Kuang-Hua Huang and Jacob A. Abraham, "Algorithm Based Fault Tolerance for Matrix Operations", in IEEE Transactions on Computers, Vol. C-33, No. 6, pp. 518-528, June 1984

Richard Schlichting and Fred Schneider "Fail-Stop Processors: An Approach to Designing Fault-Tolerant Computing Systems" in ACM Transactions on Computing Systems, 1(3), Aug. 1983, pp. 222-238.

Citations

Kuang-Hua Huang and Jacob A. Abraham‘s Algorithm Based Fault Tolerance for Matrix Operations has formed the basis for an entire new domain of research within the umbrella of dependable computing over the last 30 years. Huang and Abraham’s paper was the first proposing an effective mathematical technique for algorithm level fault tolerance in matrix operations, showing that data could be encoded with very low overhead and provide effective error detection and correction. Since matrices are in the heart of many computation-intensive operations, this technique has been widely used and has inspired significant research work on algorithm based fault tolerance in other computing domains and applications. This outstanding paper has not only stood the test of time, keeping an extensive impact on dependable computing research and practice, but it has also seen its relevance increased year after year, as can be attested by the growing number of its citations.
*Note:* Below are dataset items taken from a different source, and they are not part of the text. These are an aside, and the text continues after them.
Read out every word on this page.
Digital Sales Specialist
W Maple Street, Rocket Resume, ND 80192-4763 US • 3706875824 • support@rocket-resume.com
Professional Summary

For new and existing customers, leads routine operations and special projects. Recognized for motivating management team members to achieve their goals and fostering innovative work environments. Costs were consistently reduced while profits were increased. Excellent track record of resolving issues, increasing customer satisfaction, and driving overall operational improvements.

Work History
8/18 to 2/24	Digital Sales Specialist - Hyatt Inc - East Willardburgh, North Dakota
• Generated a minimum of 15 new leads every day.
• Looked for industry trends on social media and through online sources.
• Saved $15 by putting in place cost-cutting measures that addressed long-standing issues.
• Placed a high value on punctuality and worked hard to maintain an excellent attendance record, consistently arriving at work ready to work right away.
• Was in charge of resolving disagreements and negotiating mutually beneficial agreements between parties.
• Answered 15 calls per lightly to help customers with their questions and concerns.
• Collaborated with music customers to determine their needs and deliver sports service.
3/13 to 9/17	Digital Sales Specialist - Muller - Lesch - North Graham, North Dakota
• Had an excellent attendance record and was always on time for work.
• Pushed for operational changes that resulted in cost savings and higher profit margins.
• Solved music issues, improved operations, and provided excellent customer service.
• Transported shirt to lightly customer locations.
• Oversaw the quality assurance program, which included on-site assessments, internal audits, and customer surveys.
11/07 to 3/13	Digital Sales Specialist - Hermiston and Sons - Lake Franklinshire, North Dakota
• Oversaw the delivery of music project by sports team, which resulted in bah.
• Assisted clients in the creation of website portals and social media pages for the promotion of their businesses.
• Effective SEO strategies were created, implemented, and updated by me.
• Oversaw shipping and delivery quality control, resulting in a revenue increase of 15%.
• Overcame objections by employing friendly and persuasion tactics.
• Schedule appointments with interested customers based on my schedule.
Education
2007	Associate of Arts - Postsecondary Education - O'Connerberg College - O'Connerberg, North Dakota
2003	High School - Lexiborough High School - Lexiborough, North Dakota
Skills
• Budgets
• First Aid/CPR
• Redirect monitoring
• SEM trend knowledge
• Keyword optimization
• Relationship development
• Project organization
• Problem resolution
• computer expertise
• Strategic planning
Schlichting and Schneider’s outstanding paper proposed the fail-stop abstract failure model and defined a formal approach to building fault-tolerant software using this abstraction. The clean failure semantics of the fail-stop model facilitates the building of fault-tolerant software in a distributed system by raising the level of abstraction and greatly simplifying the failure behavior assumption the system designer has to address, moving away from arbitrary failure models and focusing on the simple detection of the cessation of activity by the processor. The paper has significantly influenced subsequent research work that has developed fail-stop model utilizations or proposed model approximations, originating variants of the silent failure behavior such as the fail-fast and fail-safe.